The global economic downturn caused by the coronavirus pandemic pushed down the price of oil, making  fossil fuel based single-use plastics even more financially attractive.

‘Our reliance on oil and gas is not only fuelling climate change, but as the primary material used in the production of throwaway plastics also devastating our oceans.

‘It is critically important  petrochemical companies move towards circular economy-based alternatives if we are going to successfully  tackle these interlinked crises. The benefits on offer are transformative and hugely beneficial not only for our  environment and ecosystems, but also the communities living with the realities of plastic pollution.’

SAM FANKHAUSER
Professor of Climate Change Economics and Policy at the Smith School, University of Oxford and former director, Grantham Research Institute on Climate Change and the Environment, London School of Economics

Throwaway plastics by country

More than 130 million metric tonnes of single-use plastic ended-up as waste in 2019 – almost all of which is burned,  buried in landfill or discarded directly into the environment.

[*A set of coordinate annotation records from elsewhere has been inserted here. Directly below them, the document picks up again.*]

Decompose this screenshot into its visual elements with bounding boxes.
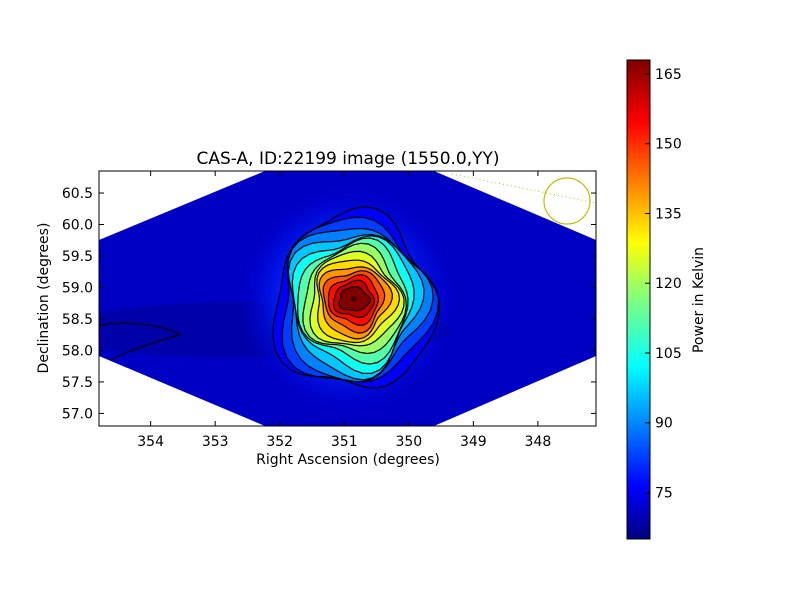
y-tick-label: 58.5	[62, 312, 93, 328]
x-axis-ticks: 354 353 352 351 350 349 348	[137, 171, 551, 450]
colorbar	[627, 60, 650, 539]
x-tick-label: 353	[202, 434, 229, 450]
contour-level	[309, 250, 405, 347]
x-axis-label: Right Ascension (degrees)	[256, 452, 440, 468]
contour-level	[297, 237, 409, 365]
colorbar-ticks: 75 90 105 120 135 150 165	[645, 67, 682, 501]
beam-circle	[543, 177, 591, 225]
colorbar-tick-label: 105	[655, 346, 682, 362]
contour-level	[318, 266, 393, 340]
y-tick-label: 57.5	[62, 375, 93, 391]
x-tick-label: 348	[525, 434, 552, 450]
y-tick-label: 60.0	[62, 218, 93, 234]
colorbar-tick-label: 120	[655, 276, 682, 292]
y-axis-ticks: 57.0 57.5 58.0 58.5 59.0 59.5 60.0 60.5	[62, 186, 596, 422]
contour-level	[281, 216, 440, 383]
colorbar-tick-label: 135	[655, 206, 682, 222]
plot-frame	[98, 170, 597, 427]
y-axis-label: Declination (degrees)	[36, 223, 52, 374]
x-tick-label: 349	[460, 434, 487, 450]
heatmap-layer	[99, 171, 596, 426]
contour-lines	[272, 206, 441, 389]
contour-level	[302, 242, 407, 355]
y-tick-label: 57.0	[62, 406, 93, 422]
x-tick-label: 352	[266, 434, 293, 450]
colorbar-frame	[626, 59, 651, 540]
y-tick-label: 58.0	[62, 343, 93, 359]
colorbar-tick-label: 75	[655, 485, 673, 501]
y-tick-label: 59.0	[62, 280, 93, 296]
contour-level	[291, 235, 415, 374]
contour-level	[316, 259, 401, 344]
contour-level	[322, 270, 386, 334]
left-edge-contour	[99, 322, 182, 361]
y-tick-label: 59.5	[62, 249, 93, 265]
x-tick-label: 350	[395, 434, 422, 450]
contour-level	[332, 279, 376, 319]
contour-level	[327, 274, 380, 327]
contour-level	[338, 285, 371, 312]
chart-title: CAS-A, ID:22199 image (1550.0,YY)	[196, 149, 499, 169]
x-tick-label: 354	[137, 434, 164, 450]
y-tick-label: 60.5	[62, 186, 93, 202]
contour-level	[272, 206, 441, 389]
colorbar-label: Power in Kelvin	[691, 247, 707, 353]
beam-trail-line	[451, 173, 596, 204]
x-tick-label: 351	[331, 434, 358, 450]
colorbar-tick-label: 165	[655, 67, 682, 83]
colorbar-tick-label: 150	[655, 137, 682, 153]
peak-marker	[350, 295, 357, 302]
colorbar-tick-label: 90	[655, 416, 673, 432]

19% of this waste – some 25 million metric tonnes –  became pollution, dumped in oceans or on land. This is equivalent to the weight of over 23,000 blue whales.

The analysis shows which countries are the biggest contributors to the throwaway plastics crisis.

Australia and the United States respectively produce the greatest amounts of single-use plastic waste per head of population, at more than 50kg per person per year.

In comparison, the average person in China – the largest producer of single-use  plastic by volume – produces 18kg of single-use plastic waste per year; in India that figure is as low as 4kg per  year.

‘This is the first time the financial and material flows of single-use plastic production have been mapped globally and traced back to their source. Revealing the sheer scale of the global crisis we have on our hands, it’s critical we break the pattern of inaction. You can’t manage what you can’t measure.

‘Building on the analysis published today, this is why it is so important the small group of companies and banks that dominate global production of throwaway plastics begin to disclose their own data.’

TOBY GARDNER
Senior Research Fellow, Stockholm Environment  Institute

The Plastic Waste-Makers Index is a project of Minderoo Foundation’s No Plastic Waste initiative, which aims to create a world without plastic pollution – a truly circular plastics economy, where fossil fuels are no longer used to produce plastics.